Жажда власти над близкими, подобными себе, у человека похожа на жажду ростка, идущего вверх, к солнцу, с одной только разницей, что цветок ради роста никого не убивает, он движется вверх медленно, постепенно, его рост слагается из объективных причин: состав почвы, дожди, солнце, суточная цикличность, вращение земли и т. д. Человек же иной раз выскакивает из небытия, как болванчик, усаженный на пружине под крышкой размалеванного ящика. Что именно возвышает его над остальными, какая сила? Почему именно его слова должны иметь силу приговора, решать раз и навсегда, «кому быть живым и хвалимым, кто должен быть мертв и хулим»?

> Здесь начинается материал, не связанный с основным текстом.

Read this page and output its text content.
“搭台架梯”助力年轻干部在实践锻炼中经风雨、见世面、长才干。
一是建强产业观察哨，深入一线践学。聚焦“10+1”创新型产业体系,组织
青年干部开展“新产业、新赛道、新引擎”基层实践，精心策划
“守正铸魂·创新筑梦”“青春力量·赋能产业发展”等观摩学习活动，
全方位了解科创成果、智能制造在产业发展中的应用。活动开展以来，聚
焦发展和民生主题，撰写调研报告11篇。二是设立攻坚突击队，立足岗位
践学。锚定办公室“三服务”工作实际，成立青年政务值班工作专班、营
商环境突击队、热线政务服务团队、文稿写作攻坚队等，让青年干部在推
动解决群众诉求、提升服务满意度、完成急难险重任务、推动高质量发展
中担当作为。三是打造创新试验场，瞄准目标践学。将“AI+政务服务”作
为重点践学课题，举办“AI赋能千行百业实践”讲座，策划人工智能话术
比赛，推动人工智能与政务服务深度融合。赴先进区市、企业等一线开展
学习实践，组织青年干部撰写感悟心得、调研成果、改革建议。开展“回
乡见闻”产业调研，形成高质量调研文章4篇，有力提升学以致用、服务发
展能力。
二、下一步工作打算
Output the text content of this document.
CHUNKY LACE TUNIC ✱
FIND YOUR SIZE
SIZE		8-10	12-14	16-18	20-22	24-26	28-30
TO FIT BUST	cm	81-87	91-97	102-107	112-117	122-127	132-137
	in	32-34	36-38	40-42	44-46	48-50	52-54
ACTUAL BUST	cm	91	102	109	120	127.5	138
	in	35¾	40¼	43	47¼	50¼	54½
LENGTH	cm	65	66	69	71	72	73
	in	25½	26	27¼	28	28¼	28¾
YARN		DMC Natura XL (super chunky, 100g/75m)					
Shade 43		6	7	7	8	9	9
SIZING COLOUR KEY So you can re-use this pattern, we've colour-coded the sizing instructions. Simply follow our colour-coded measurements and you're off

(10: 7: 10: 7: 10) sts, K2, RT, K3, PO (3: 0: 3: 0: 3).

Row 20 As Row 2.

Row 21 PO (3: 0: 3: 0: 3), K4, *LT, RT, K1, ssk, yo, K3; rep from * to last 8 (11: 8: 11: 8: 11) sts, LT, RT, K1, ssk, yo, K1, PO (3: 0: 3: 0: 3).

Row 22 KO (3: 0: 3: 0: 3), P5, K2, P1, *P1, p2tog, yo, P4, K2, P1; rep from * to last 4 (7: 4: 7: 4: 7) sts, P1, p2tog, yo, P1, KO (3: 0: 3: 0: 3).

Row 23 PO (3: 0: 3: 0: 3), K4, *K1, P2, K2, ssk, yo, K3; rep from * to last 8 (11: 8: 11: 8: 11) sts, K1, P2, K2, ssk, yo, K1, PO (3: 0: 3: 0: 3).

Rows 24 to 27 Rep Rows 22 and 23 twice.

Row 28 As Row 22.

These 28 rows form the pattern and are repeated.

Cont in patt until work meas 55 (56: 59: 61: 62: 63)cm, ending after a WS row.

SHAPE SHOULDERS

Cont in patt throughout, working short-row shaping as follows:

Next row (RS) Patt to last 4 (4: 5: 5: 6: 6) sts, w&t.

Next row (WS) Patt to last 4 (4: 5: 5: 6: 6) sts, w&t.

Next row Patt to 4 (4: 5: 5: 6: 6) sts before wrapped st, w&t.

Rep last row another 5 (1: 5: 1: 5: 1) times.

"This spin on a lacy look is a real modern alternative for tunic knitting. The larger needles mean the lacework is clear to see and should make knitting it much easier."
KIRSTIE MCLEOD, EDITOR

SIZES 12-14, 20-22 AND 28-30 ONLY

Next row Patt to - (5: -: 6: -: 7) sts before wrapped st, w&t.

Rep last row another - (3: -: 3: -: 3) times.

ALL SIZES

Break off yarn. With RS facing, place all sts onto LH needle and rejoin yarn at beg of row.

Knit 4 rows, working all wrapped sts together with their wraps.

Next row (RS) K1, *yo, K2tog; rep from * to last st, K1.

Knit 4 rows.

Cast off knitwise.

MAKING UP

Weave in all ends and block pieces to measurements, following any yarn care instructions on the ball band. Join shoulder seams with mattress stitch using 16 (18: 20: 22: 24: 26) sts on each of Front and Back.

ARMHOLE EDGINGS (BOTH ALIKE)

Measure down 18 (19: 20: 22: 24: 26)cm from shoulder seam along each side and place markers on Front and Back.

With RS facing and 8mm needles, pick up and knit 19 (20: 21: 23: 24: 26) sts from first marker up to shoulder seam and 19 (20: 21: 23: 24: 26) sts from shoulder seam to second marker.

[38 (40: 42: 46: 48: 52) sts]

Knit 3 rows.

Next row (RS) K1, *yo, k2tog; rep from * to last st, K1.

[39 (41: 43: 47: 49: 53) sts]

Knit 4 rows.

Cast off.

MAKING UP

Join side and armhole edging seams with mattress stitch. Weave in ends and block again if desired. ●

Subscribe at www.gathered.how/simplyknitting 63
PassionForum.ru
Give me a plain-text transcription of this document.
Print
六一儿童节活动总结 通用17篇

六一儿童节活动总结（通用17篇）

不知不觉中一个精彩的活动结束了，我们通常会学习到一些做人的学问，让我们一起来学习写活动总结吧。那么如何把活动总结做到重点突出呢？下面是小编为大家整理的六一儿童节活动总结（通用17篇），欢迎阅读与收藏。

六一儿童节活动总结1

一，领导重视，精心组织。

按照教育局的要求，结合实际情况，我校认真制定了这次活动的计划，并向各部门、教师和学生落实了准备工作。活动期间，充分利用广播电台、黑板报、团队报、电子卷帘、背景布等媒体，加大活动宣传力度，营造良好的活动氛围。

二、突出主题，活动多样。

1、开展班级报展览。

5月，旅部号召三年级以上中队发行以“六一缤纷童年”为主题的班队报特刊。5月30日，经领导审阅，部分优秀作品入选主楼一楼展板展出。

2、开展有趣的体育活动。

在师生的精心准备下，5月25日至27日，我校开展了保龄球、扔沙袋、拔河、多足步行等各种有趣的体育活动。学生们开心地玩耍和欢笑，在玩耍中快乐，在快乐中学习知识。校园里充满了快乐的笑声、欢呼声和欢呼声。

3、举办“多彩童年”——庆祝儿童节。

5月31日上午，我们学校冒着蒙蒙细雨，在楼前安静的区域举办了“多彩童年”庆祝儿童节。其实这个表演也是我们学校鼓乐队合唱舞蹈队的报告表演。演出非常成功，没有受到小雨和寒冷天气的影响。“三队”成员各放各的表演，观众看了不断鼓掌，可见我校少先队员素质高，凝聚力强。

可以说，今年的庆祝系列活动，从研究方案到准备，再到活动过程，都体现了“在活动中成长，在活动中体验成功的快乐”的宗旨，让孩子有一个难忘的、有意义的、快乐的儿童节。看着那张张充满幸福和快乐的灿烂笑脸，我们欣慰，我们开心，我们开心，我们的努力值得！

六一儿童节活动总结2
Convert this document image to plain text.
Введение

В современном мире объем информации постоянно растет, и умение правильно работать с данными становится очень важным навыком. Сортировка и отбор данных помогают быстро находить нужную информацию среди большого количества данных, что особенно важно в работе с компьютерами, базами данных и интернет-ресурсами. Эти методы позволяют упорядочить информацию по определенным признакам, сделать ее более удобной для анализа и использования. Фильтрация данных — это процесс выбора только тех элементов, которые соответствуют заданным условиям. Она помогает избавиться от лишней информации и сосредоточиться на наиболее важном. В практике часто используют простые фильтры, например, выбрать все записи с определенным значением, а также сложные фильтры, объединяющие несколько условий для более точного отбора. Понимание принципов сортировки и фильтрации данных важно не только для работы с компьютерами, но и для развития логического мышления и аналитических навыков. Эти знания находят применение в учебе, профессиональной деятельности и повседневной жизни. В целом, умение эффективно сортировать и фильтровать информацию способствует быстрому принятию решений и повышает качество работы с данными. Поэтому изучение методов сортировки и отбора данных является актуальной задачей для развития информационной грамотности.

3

Жизнь писателя чрезвычайно сложна. Но один пишет быстро и бойко — и тем компенсирует тяжесть своего бытия. У него есть возможность насладиться «плодами своего труда». Другой пишет медленно, неповоротливо, и все ему в жизни — и в литературе — загадочно-трудно: как вложить свои замыслы в этот медлительный и, теперь скажем прямо, мучительный труд? Например, я хотела бы написать и о первой, еще почти ребяческой любви — и о любви, уже отягощенной трудностями, выстраданной, дающей последние радости жизни. И опять о войне. И еще раз о войне. Ибо это самое главное в моей маленькой незначительной жизни. Например, я хотела бы написать о госпитале, расположенном на лесистом холме, и как мы ежедневно ходили из него на ночлег в соседнюю деревню — через заснеженный луг, потом по льду реки, потом поднимались на бугор, обдутый ледяными декабрьскими и январскими вьюгами, потом расходились по деревенским избам, холодным, без света в подслеповатых окнах. Мы были молоды, голодны и вечно усталы, не хватало сна — рано утром, еще во тьме, нужно было встать, умыться ледяной водой из колодца и снова спуститься с обдутого ветром бугра на лед реки, перейти его, оскальзываясь, выйти на луг и долго шагать по натоптанной, кочковатой от снега тропинке…
Хотела бы, хотела бы — да где силы взять?..
Жил на свете такой скромнейший честнейший писатель — Иван Федорович Трусов. Человек невысокого роста, но широкий в плечах, крепкий, плотный, с широким же, белым лицом, чуть мучнистым, с бородавкой на щеке. Лоб у Трусова был высокий, с залысинами, а волосы чуть курчавились. Говорил он всегда очень тихо и при этом по-девичьи как-то покачивая плечами, не то от застенчивости, не то от кокетства. И красивые его почти девичьи губы выразительно двигались.
Всегда тихий, внимательный, вежливый, он ни разу не повысил голоса, никогда не ругнулся, как ругаются многие на войне, никогда не пожаловался на неудобства, а таких неудобств в нашей армейской редакции было много: жили тесно, мешая работать друг другу, ели впроголодь, вечно махорочный дым коромыслом. А он тихо сидит за столом и всегда что-то пишет очень мелким, почти неразборчивым почерком.
Помню первый рассказ, прочитанный мною в газете за подписью Трусова. Это был небольшой рассказик, на «подвал» в армейском нашем листке, да к тому же и набранный достаточно крупно. Но вот то, что было написано в этом рассказике, поразило меня.